A circuit proxy or circuit firewall focuses its filtering on the initial setup process of a session, state, or circuit. This form of filtering can focus on Layers 3–5. It functions similarly to an application proxy, as it acts as a middleman between a client and server. A circuit proxy prevents a direct connection from existing between a client and server to protect the network.

A circuit proxy makes an allow or deny decision on the initiation of the session, state, or circuit. Once a circuit is created, no further filtering takes place. If a client is allowed to initiate communications with a resource server, then the content of the communication is unfiltered and unmonitored (at least by the circuit proxy).

The filtering rules of circuit proxies are similar to those of static packet filtering in that a list of rules of IP addresses, port numbers, domain names, networks, or even resource providers determine which circuits or connections are allowed and which are not.
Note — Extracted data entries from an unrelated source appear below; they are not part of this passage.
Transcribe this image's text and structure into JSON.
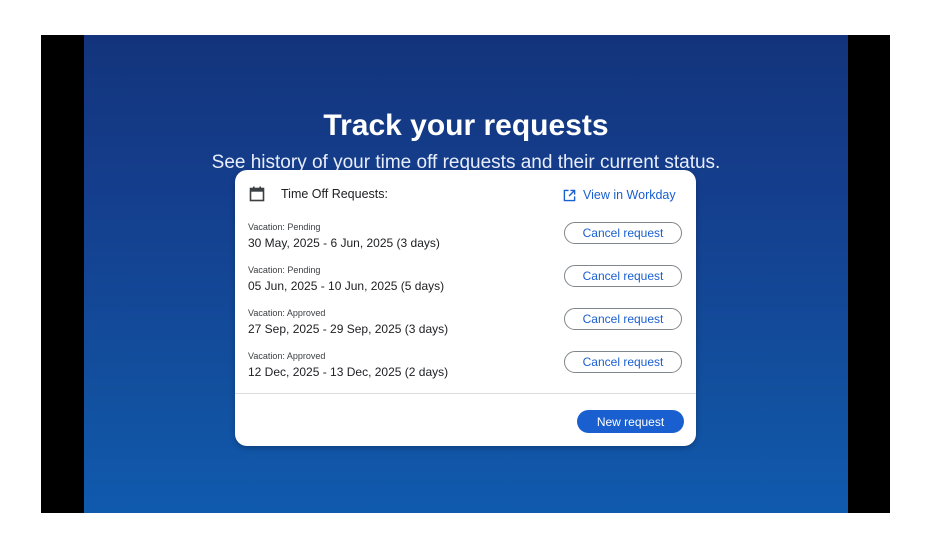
{
  "hero": {
    "title": "Track your requests",
    "subtitle": "See history of your time off requests and their current status."
  },
  "card": {
    "header": {
      "icon": "calendar-icon",
      "title": "Time Off Requests:",
      "link_icon": "open-in-new-icon",
      "link_label": "View in Workday"
    },
    "requests": [
      {
        "status": "Vacation: Pending",
        "dates": "30 May, 2025 - 6 Jun, 2025 (3 days)",
        "action": "Cancel request"
      },
      {
        "status": "Vacation: Pending",
        "dates": "05 Jun, 2025 - 10 Jun, 2025 (5 days)",
        "action": "Cancel request"
      },
      {
        "status": "Vacation: Approved",
        "dates": "27 Sep, 2025 - 29 Sep, 2025 (3 days)",
        "action": "Cancel request"
      },
      {
        "status": "Vacation: Approved",
        "dates": "12 Dec, 2025 - 13 Dec, 2025 (2 days)",
        "action": "Cancel request"
      }
    ],
    "new_request_label": "New request"
  },
  "colors": {
    "accent": "#1a5fd0",
    "background_top": "#13347c",
    "background_bottom": "#105aae"
  }
}
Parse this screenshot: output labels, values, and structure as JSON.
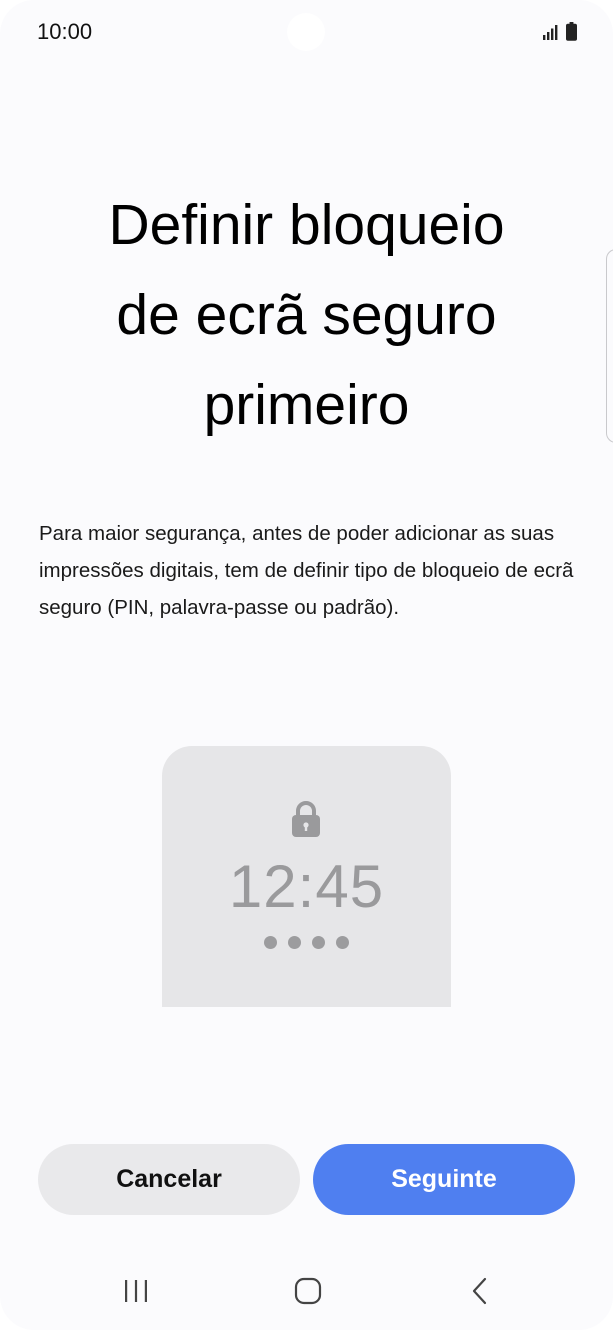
{
  "status_bar": {
    "time": "10:00",
    "icons": [
      "signal-icon",
      "battery-icon"
    ]
  },
  "title": {
    "line1": "Definir bloqueio",
    "line2": "de ecrã seguro",
    "line3": "primeiro"
  },
  "description": "Para maior segurança, antes de poder adicionar as suas impressões digitais, tem de definir tipo de bloqueio de ecrã seguro (PIN, palavra-passe ou padrão).",
  "illustration": {
    "time": "12:45",
    "icon": "lock-icon",
    "pin_dot_count": 4
  },
  "buttons": {
    "cancel_label": "Cancelar",
    "next_label": "Seguinte"
  },
  "navigation": {
    "icons": [
      "recents-icon",
      "home-icon",
      "back-icon"
    ]
  },
  "colors": {
    "accent": "#4f7ff0",
    "secondary_button": "#e9e9eb",
    "illustration_bg": "#e6e6e8",
    "illustration_fg": "#9a9a9c"
  }
}
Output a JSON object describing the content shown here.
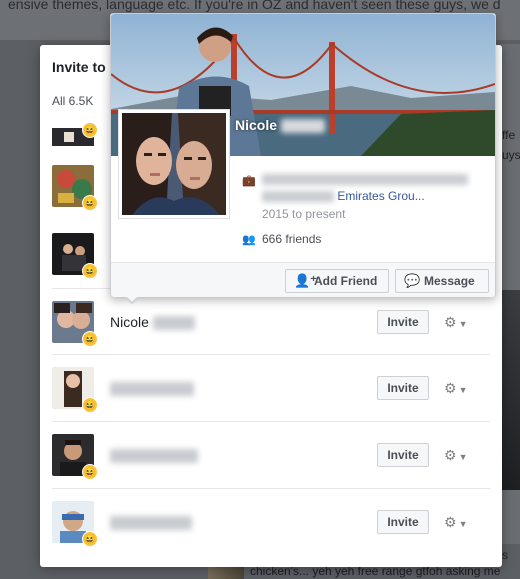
{
  "background": {
    "top_text": "ensive themes, language etc. If you're in OZ and haven't seen these guys, we d",
    "right_text_1": "ffe",
    "right_text_2": "uys",
    "right_text_3": "s",
    "bottom_text": "chicken's... yeh yeh free range gtfoh asking me"
  },
  "dialog": {
    "title": "Invite to",
    "tab_label": "All 6.5K",
    "rows": [
      {
        "name": "Nicole",
        "invite_label": "Invite"
      },
      {
        "name": "",
        "invite_label": "Invite"
      },
      {
        "name": "",
        "invite_label": "Invite"
      },
      {
        "name": "",
        "invite_label": "Invite"
      }
    ]
  },
  "hovercard": {
    "name": "Nicole",
    "employer_link": "Emirates Grou...",
    "since": "2015 to present",
    "friends": "666 friends",
    "add_friend_label": "Add Friend",
    "message_label": "Message"
  },
  "colors": {
    "link": "#365899",
    "emoji": "#f7c33b"
  },
  "icons": {
    "work": "briefcase-icon",
    "friends": "friends-icon",
    "add_friend": "add-friend-icon",
    "message": "messenger-icon",
    "row_settings": "gear-icon",
    "reaction": "laughing-emoji-icon"
  }
}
The filter set can be a deny all/but allow exceptions stance, or an allow all/but deny exceptions stance.

Firewalls can also filter based on content. The firewall can intercept specific content in a packet leaving the network before it reaches the outside. This could result in the packet being discarded, an entire connection dropped, or the packet edited to remove the blocked content and replace it with something else. Content filtering can focus on domain name, URL, filename, file extension, or some other form of keyword. Content filtering is often a feature of application proxy firewalls, stateful inspection firewalls, and dynamic packet-filtering firewalls.